Since rooster is considered – apparently – a farm asset, neighbour to my right (Englishman), who is still in employ of Directors and therefore firmly in enemy camp, determined to capture him. He sent his garden boy across to kidnap rooster in order to repossess him. Englishman and I are not on speaking terms; he’s also in enemy camp since he issued threats to husband to ‘get Anthea the kids’ (it’s been a surreal four months) consequently, I was not about to enter into an argument with him about ownership of a cockerel. I didn’t have to. Rooster was in no doubt as to where he belonged. The next morning he was back on my verandah crowing gleefully (I almost joined in). The charade continued for a bit: next door’s garden boy returned several times to reclaim rooster and every time he did, rooster scuttled home (bringing a girlfriend with him – one of neighbour’s layers – which was especially gratifying).

I have not been able to fathom rooster’s loyalty? Perhaps we have a better class of bug in our garden for him to breakfast on? Perhaps he enjoys the company of the geese? Perhaps he just thinks its home (as I have done, for so long).

Whatever. I have begun to appreciate his dawn calls.

A rallying cry in the face of damp, dark adversity.

Sue for libel …? I don’t think so.

April 20, 2007

This morning I have a meeting with the editor of the Arusha Times. Not in my capacity as journalist: I am reliably informed that as a freelancer for the local press once cannot expect to be paid. Instead one must buy space for copy from the paper much in the same way as one would buy advertising space.

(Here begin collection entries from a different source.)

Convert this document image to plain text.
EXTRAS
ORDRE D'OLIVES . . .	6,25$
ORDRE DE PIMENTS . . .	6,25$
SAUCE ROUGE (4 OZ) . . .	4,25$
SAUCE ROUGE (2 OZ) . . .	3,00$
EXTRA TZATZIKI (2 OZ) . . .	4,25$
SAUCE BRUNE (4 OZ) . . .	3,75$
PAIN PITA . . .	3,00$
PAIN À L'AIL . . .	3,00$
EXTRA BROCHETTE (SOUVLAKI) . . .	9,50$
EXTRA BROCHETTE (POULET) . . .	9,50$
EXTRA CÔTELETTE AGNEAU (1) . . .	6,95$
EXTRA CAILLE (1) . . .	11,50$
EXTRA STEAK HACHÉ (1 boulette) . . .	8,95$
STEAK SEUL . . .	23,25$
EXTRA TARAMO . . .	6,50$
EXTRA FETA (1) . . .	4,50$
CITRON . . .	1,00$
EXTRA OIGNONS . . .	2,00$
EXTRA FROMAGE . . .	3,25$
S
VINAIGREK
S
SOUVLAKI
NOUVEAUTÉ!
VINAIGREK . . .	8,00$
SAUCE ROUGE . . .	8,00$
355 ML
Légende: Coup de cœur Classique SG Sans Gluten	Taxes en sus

No. I’m not going to see him because I want to write for him but because this week his paper carries a damning story about my husband which pertains to the court cases we endured two weeks ago. Editors here are not, apparently, as hot as they are in the UK regards timely news pegged pieces.

I have heard that the Arusha Times is anxious to present the facts in any of their stories accurately, which must make them unusual in the industry, so I am going to plead to the editor’s integrity and point out to him that the several facts he got wrong, very wrong, in his story about Anthony means that my husband comes across as the villian he is not.

Were I Victoria Beckham and the Mail had run a similar story on David I could sue for libel and claim millions.

Alas, for a paper that expects freelancers to buy copy space I wouldn’t get a bean, so such an effort would be futile. I shall simply – and politely – indicate that his journalist got her facts wrong.

**********************************
The power has been off for several hours until just now.

Needless to say I filed a report with my friend Mr Dominic.

He told me that the power cut was the result of heavy rainfall last night.

I’m confused. During the rains the power is cut because of storms. During times of drought it’s also cut, because there’s not enough rain to fill the dams of national hydro-electric schemes.